Pick the Perfect Spot
The first step in a successful fishing trip, no matter what species is being targeted, is to know where to go. The internet has a wealth of useful tools to guide anglers to fishing meccas. Department of Natural Resources or Wildlife and Fisheries are great resources for information about local lakes, and will detail what types of fish they have to offer, what times of the year provide the best angling for certain species, and any creel limits.
If the impoundment is run by the Corps of Engineers, they provide lake levels and current flow predictions. Both conditions can affect safety and success. Very high lakes or ones experiencing overflow conditions will limit your chances, especially during cold-water months. Avoid a lake or river with high current or predictions for high current. Not only will the fishing be difficult, but elevated currents can also be dangerous and generate debris in the waterway. Look for lakes and rivers that are in normal winter condition and have a stable or natural current.
Find the Right Time to Go
While many of us have to plan fishing around work schedules, the weather is another consideration. A look at the forecast can narrow down which days will be more productive. Keep in mind that, while the best fishing conditions may not be the most comfortable for anglers, some conditions are sure to improve catching odds. Weather fronts affect the activity level of all freshwater species. In general, fish are more active prior to a front and less active after it. Whenever possible, optimize your chances by planning fishing trips just prior to the passing of a cold front. Since, however, most anglers are limited to fishing on the weekends, regardless of the weather conditions, here are some tips for fishing post-front conditions.

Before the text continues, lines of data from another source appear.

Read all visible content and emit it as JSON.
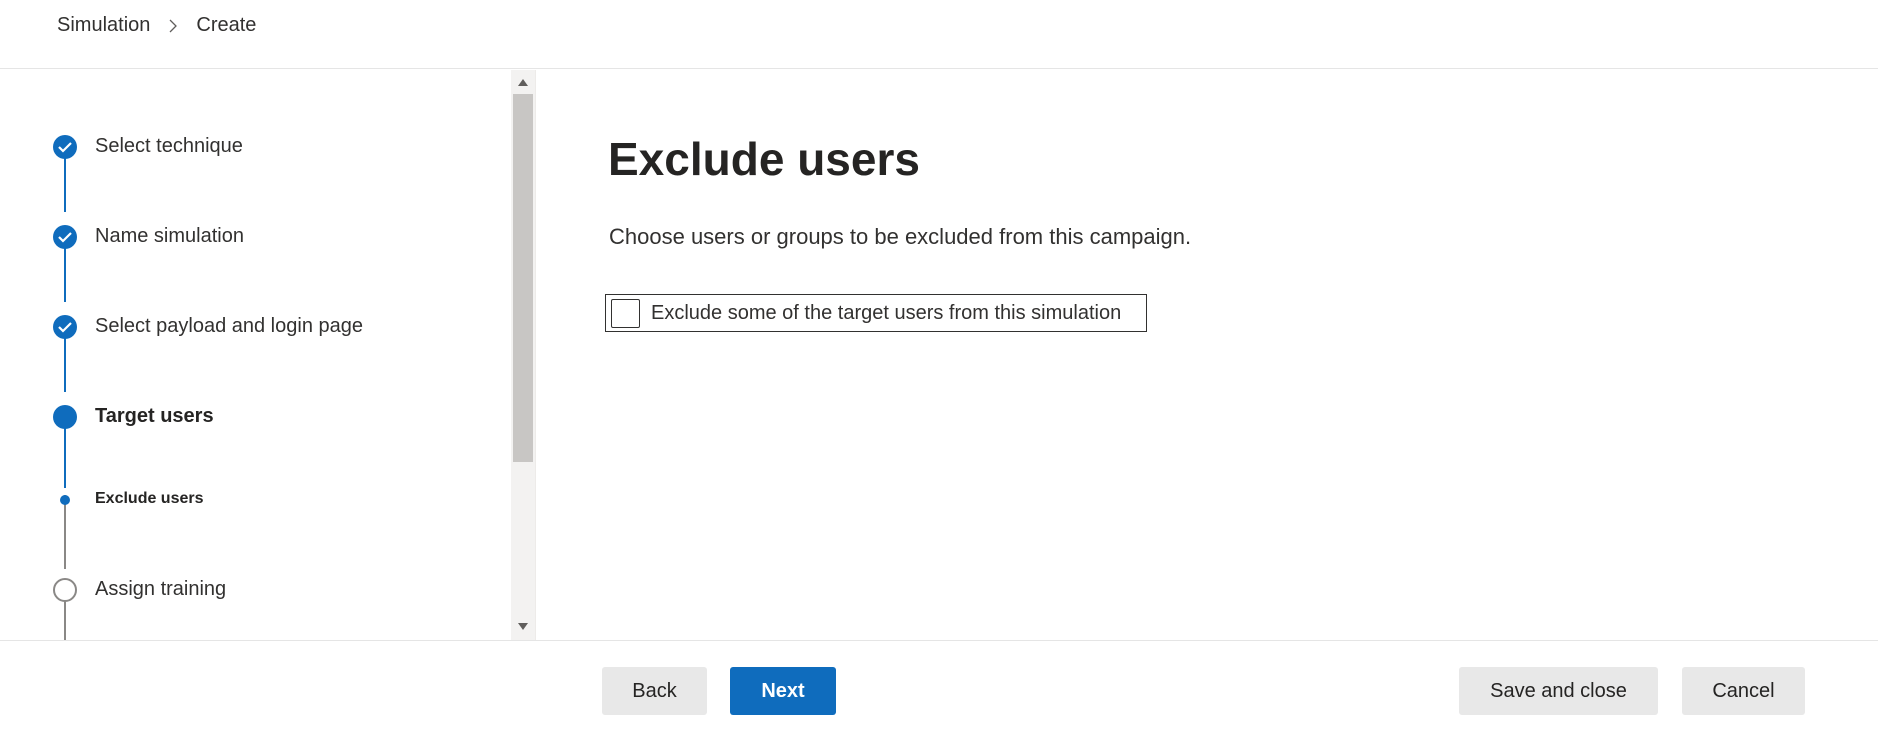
{
  "breadcrumb": {
    "items": [
      "Simulation",
      "Create"
    ]
  },
  "steps": [
    {
      "label": "Select technique",
      "state": "done"
    },
    {
      "label": "Name simulation",
      "state": "done"
    },
    {
      "label": "Select payload and login page",
      "state": "done"
    },
    {
      "label": "Target users",
      "state": "current"
    },
    {
      "label": "Exclude users",
      "state": "current-substep"
    },
    {
      "label": "Assign training",
      "state": "pending"
    }
  ],
  "main": {
    "title": "Exclude users",
    "description": "Choose users or groups to be excluded from this campaign.",
    "exclude_checkbox": {
      "label": "Exclude some of the target users from this simulation",
      "checked": false
    }
  },
  "footer": {
    "back_label": "Back",
    "next_label": "Next",
    "save_label": "Save and close",
    "cancel_label": "Cancel"
  },
  "colors": {
    "accent": "#0f6cbd",
    "pending": "#8a8886"
  },
  "icons": {
    "breadcrumb_separator": "chevron-right-icon",
    "step_done": "checkmark-icon",
    "scroll_up": "caret-up-icon",
    "scroll_down": "caret-down-icon"
  }
}
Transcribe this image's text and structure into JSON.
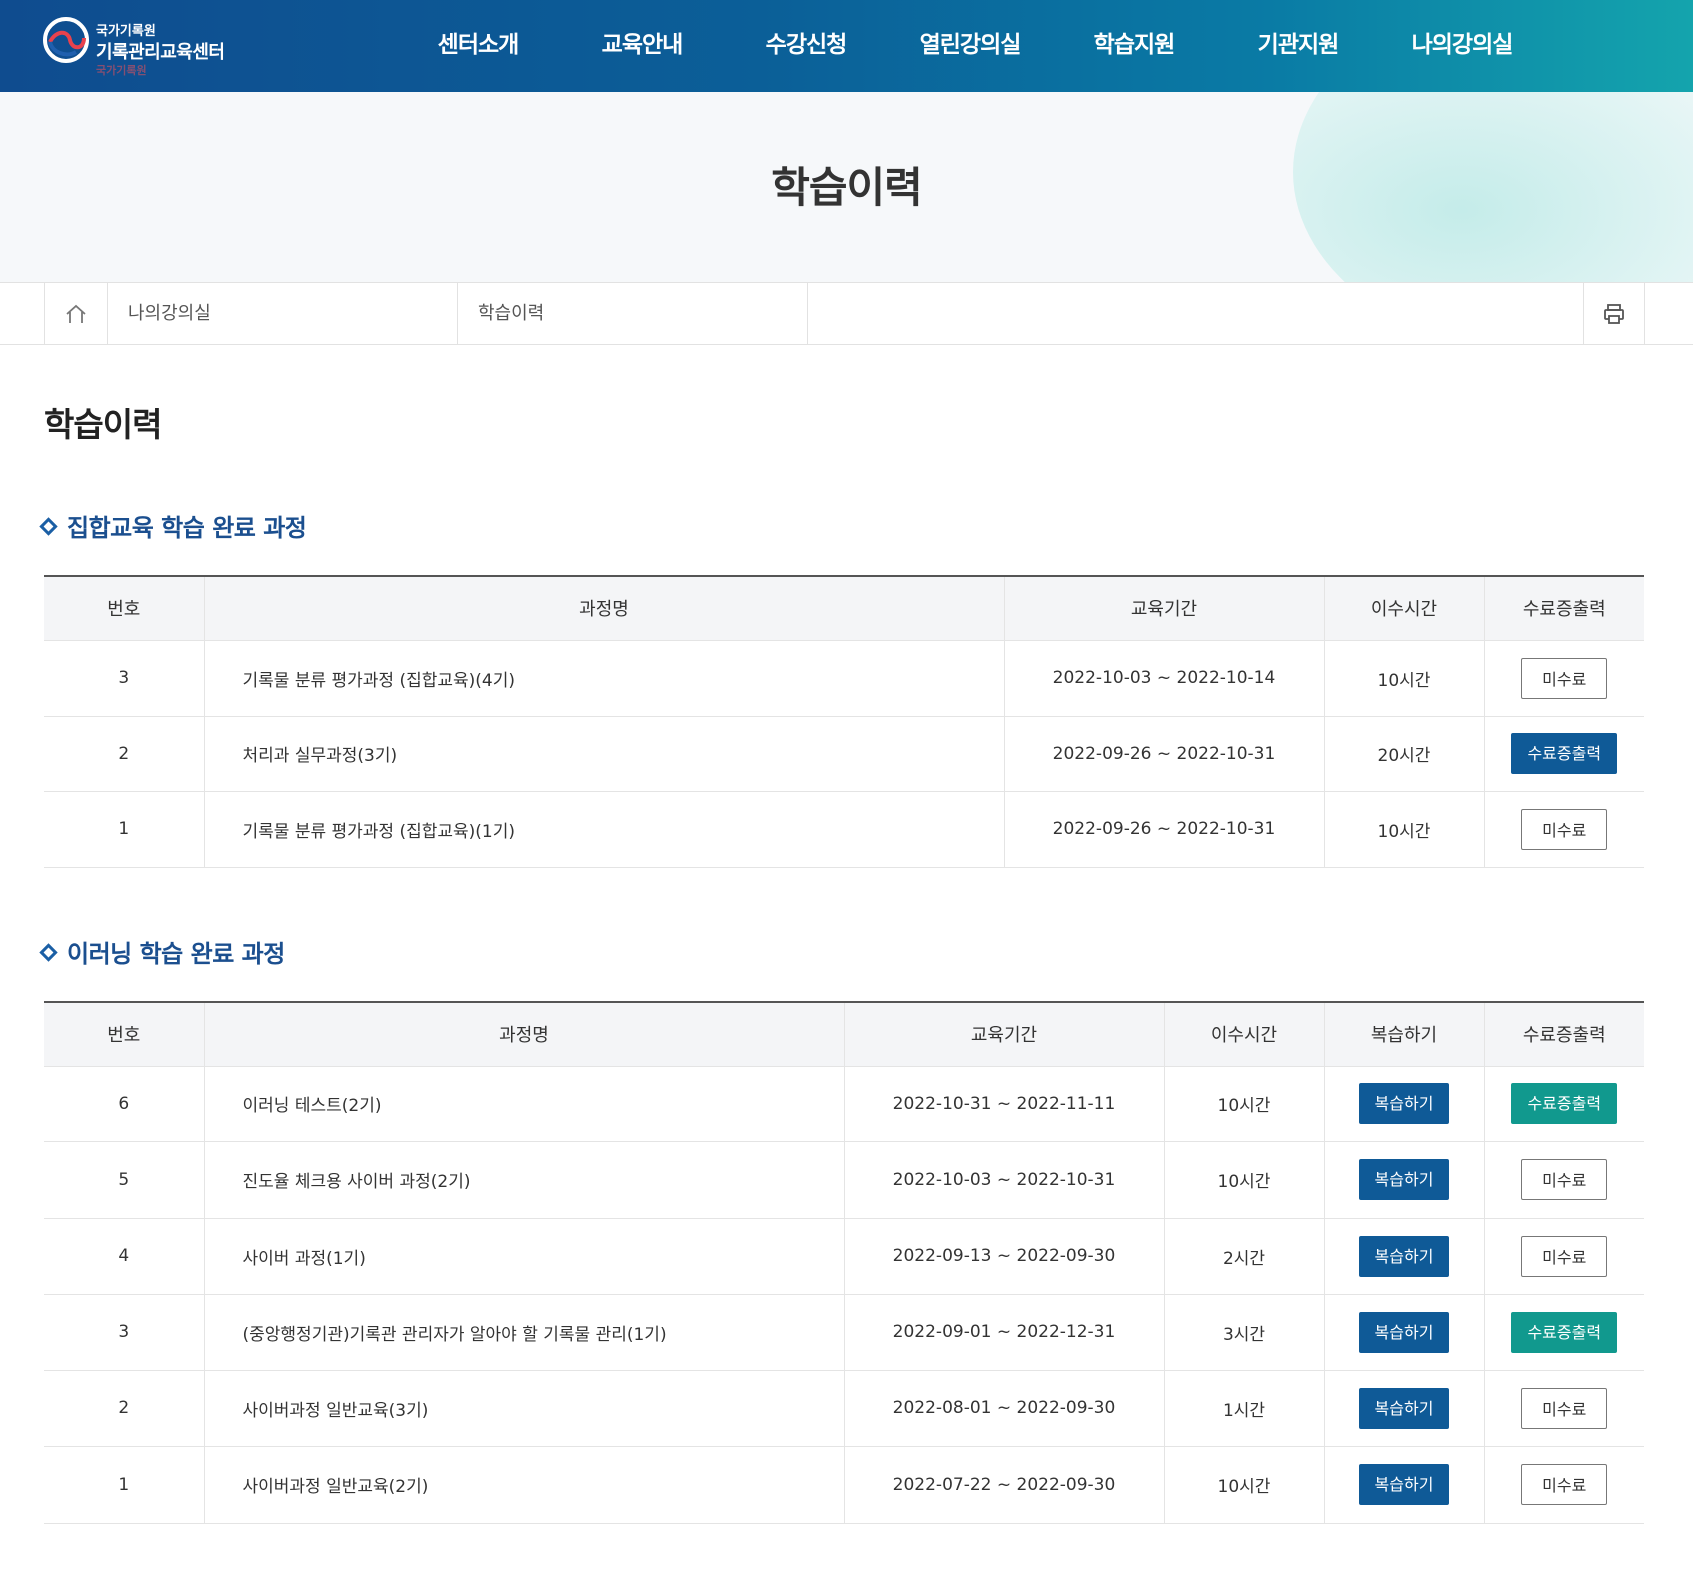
{
  "header": {
    "logo_small": "국가기록원",
    "logo_big": "기록관리교육센터",
    "logo_faint": "국가기록원",
    "nav": [
      "센터소개",
      "교육안내",
      "수강신청",
      "열린강의실",
      "학습지원",
      "기관지원",
      "나의강의실"
    ]
  },
  "visual": {
    "title": "학습이력"
  },
  "breadcrumb": {
    "level1": "나의강의실",
    "level2": "학습이력"
  },
  "page_title": "학습이력",
  "group": {
    "title": "집합교육 학습 완료 과정",
    "columns": [
      "번호",
      "과정명",
      "교육기간",
      "이수시간",
      "수료증출력"
    ],
    "rows": [
      {
        "no": "3",
        "name": "기록물 분류 평가과정 (집합교육)(4기)",
        "period": "2022-10-03 ~ 2022-10-14",
        "hours": "10시간",
        "cert": "미수료"
      },
      {
        "no": "2",
        "name": "처리과 실무과정(3기)",
        "period": "2022-09-26 ~ 2022-10-31",
        "hours": "20시간",
        "cert": "수료증출력"
      },
      {
        "no": "1",
        "name": "기록물 분류 평가과정 (집합교육)(1기)",
        "period": "2022-09-26 ~ 2022-10-31",
        "hours": "10시간",
        "cert": "미수료"
      }
    ]
  },
  "elearning": {
    "title": "이러닝 학습 완료 과정",
    "columns": [
      "번호",
      "과정명",
      "교육기간",
      "이수시간",
      "복습하기",
      "수료증출력"
    ],
    "rows": [
      {
        "no": "6",
        "name": "이러닝 테스트(2기)",
        "period": "2022-10-31 ~ 2022-11-11",
        "hours": "10시간",
        "review": "복습하기",
        "cert": "수료증출력"
      },
      {
        "no": "5",
        "name": "진도율 체크용 사이버 과정(2기)",
        "period": "2022-10-03 ~ 2022-10-31",
        "hours": "10시간",
        "review": "복습하기",
        "cert": "미수료"
      },
      {
        "no": "4",
        "name": "사이버 과정(1기)",
        "period": "2022-09-13 ~ 2022-09-30",
        "hours": "2시간",
        "review": "복습하기",
        "cert": "미수료"
      },
      {
        "no": "3",
        "name": "(중앙행정기관)기록관 관리자가 알아야 할 기록물 관리(1기)",
        "period": "2022-09-01 ~ 2022-12-31",
        "hours": "3시간",
        "review": "복습하기",
        "cert": "수료증출력"
      },
      {
        "no": "2",
        "name": "사이버과정 일반교육(3기)",
        "period": "2022-08-01 ~ 2022-09-30",
        "hours": "1시간",
        "review": "복습하기",
        "cert": "미수료"
      },
      {
        "no": "1",
        "name": "사이버과정 일반교육(2기)",
        "period": "2022-07-22 ~ 2022-09-30",
        "hours": "10시간",
        "review": "복습하기",
        "cert": "미수료"
      }
    ]
  },
  "icons": {
    "home": "home-icon",
    "print": "print-icon",
    "logo": "logo-emblem-icon"
  },
  "colors": {
    "header_start": "#0f4c8f",
    "header_end": "#14a4ad",
    "cert_button": "#0f5a97",
    "cert_button_teal": "#11998e",
    "review_button": "#0f5a97",
    "section_title": "#1b4f8f"
  }
}
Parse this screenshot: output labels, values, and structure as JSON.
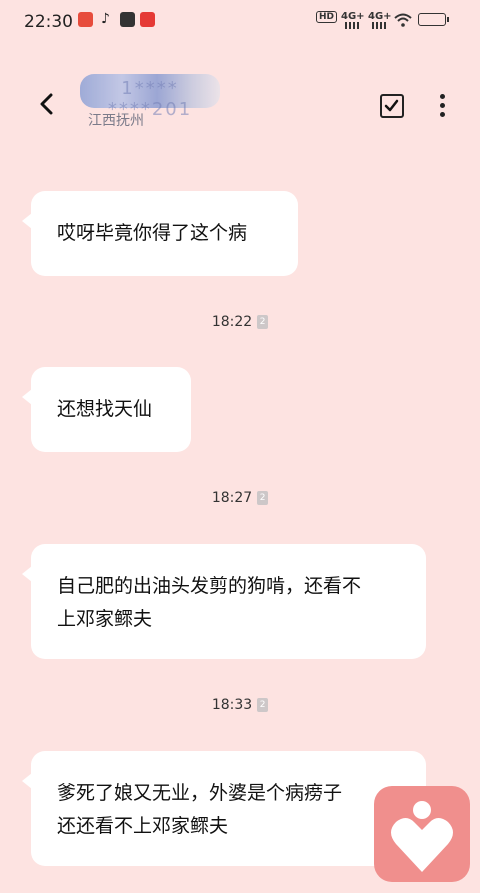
{
  "status_bar": {
    "time": "22:30",
    "network_1": "4G+",
    "network_2": "4G+",
    "hd_label": "HD",
    "colors": {
      "app1": "#e74c3c",
      "app3": "#333333",
      "app4": "#e53935"
    }
  },
  "header": {
    "contact_name_partial": "1**** ****201",
    "location": "江西抚州",
    "back_icon": "chevron-left-icon",
    "select_icon": "checkbox-icon",
    "menu_icon": "more-vertical-icon"
  },
  "messages": [
    {
      "text_lines": [
        "哎呀毕竟你得了这个病"
      ]
    },
    {
      "timestamp": "18:22",
      "sim": "2",
      "text_lines": [
        "还想找天仙"
      ]
    },
    {
      "timestamp": "18:27",
      "sim": "2",
      "text_lines": [
        "自己肥的出油头发剪的狗啃，还看不",
        "上邓家鳏夫"
      ]
    },
    {
      "timestamp": "18:33",
      "sim": "2",
      "text_lines": [
        "爹死了娘又无业，外婆是个病痨子",
        "还还看不上邓家鳏夫"
      ]
    }
  ],
  "floating_app": {
    "icon": "heart-person-icon",
    "color": "#f08f8d"
  }
}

Low barometric pressure always precedes a front. After the front passes through, the barometric pressure will be high, bringing winds from the north or northeast and preventing clouds from forming in the sky. This will create picturesque days but not always the most fruitful fishing conditions. The bright sun, however, can be used to anglers’ advantage. During winter months the sun’s global position is further south in the sky. This allows it to shine very strongly on northern banks. A northern bank also prevents the cold, north wind from hitting the water. Wind protection and bright sun mean the water will warm faster during the day in these areas. For this reason, concentrate efforts on these northern bank lines.
During the winter, the best fish-catching times are typically between 10 am and 4 pm. That’s not to say a couple won’t bite at daybreak and dusk – they will just be few and far between. Take the opportunity to sleep in and enjoy a more comfortable fishing experience with the warming day.
Gather Your Equipment
In general, winter fishing puts extra strain on fishing equipment. After determining where to go, make sure all your equipment is up to the task. To start, make sure the reels are in good working order. A reel bearing that was noisy or stiff under warmer conditions will completely fail in the cold. Old grease and oil will thicken, making reels difficult to use. To prevent frustration, clean and lubricate them. That way, when the perfect fish is hooked, you’ll be able to land it. If you’re not comfortable disassembling and cleaning reels, repair shops will perform this service for around $25 a reel – money well spent.